How flows are created
You don't write flows by hand — they come from three sources:
- Bootstrap discovery — the first check on a new app explores the app breadth-first and creates a starter set of flows automatically.
- Suggestion-based discovery — every check can discover new flows during its crawl. They show up as suggestions you approve or reject.
- Manual creation — for niche journeys discovery doesn't reach, you can write a flow from a description in the Flows tab.
Two-phase execution
Flows are intentionally cheap to run. Each step uses a CSS selector and is executed directly with Playwright — no AI involvement, no LLM calls, sub-second per step.
If a step fails (element not found, click intercepted, navigation timeout), Qassandra invokes an AI recovery agent. The agent looks at the live page and decides one of three things:
- Update — the element moved or got a new selector. The agent finds the new selector, the step is updated for future runs, and execution continues.
- Retry — the failure looks transient (e.g. the element is still loading). Qassandra waits and tries again.
- Fail — the flow is genuinely broken. The check records a failure and stops the flow.

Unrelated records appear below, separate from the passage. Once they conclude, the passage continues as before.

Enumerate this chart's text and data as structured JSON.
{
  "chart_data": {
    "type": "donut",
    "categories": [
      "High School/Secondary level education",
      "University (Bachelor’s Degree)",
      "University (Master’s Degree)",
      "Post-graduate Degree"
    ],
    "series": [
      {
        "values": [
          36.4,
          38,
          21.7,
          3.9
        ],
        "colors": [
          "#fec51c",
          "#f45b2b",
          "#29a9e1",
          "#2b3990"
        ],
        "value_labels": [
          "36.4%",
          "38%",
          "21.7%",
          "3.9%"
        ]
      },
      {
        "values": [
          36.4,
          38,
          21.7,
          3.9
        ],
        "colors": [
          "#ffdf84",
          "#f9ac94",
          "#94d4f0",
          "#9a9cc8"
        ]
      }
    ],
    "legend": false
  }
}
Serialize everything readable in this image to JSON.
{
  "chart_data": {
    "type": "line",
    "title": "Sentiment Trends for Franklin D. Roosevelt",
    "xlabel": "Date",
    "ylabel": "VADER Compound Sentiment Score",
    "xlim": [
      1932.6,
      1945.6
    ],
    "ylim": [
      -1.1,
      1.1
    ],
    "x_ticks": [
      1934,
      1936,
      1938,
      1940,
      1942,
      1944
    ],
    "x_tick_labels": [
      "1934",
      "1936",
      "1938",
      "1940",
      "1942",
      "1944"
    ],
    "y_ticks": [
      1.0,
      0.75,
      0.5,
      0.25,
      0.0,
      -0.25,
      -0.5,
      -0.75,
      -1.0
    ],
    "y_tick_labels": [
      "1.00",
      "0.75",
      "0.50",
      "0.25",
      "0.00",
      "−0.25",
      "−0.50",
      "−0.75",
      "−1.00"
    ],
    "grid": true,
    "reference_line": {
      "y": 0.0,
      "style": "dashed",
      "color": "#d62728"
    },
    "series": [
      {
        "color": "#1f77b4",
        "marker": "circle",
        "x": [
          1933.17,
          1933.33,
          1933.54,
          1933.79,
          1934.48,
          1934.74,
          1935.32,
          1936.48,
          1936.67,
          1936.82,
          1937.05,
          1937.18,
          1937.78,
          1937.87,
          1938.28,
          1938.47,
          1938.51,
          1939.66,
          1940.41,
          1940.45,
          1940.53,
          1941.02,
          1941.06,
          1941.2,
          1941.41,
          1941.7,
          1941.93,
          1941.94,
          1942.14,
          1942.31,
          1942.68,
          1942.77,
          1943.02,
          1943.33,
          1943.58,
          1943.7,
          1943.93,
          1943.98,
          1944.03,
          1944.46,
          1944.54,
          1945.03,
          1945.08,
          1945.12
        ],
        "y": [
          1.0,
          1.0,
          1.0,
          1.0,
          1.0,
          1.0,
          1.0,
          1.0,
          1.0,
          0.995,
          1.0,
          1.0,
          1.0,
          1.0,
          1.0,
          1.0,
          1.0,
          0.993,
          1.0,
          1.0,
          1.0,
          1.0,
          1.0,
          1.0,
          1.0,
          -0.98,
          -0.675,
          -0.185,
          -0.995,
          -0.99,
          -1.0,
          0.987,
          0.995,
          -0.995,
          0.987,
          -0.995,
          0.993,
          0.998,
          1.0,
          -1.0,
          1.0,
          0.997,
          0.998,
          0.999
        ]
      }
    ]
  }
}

This “fast first, AI on failure” model is typically 10–50× faster than AI-in-the-loop execution while keeping the resilience of an autonomous agent.
Flow events
Qassandra keeps an append-only history of important changes to a flow in the flow_events log. You'll see entries for:
- Discovery (which check found the flow)
- Manual creation and edits
- Reorganisation (renames, recategorisation)
- Archive, restore, delete
- Suggestion approvals and rejections
This history is visible on the flow detail page and is useful when you're trying to understand why a flow changed.
Archiving vs deleting
Use archive when you want to stop running a flow but keep its history and baseline screenshots. Archived flows can be restored. Use delete when the flow is genuinely obsolete — this also removes its events and screenshots.
Flows are reusable
A single flow can be referenced by many checks. The flow itself isn't pinned to any one run — checks just record their own results, screenshots, and assertion outcomes against it.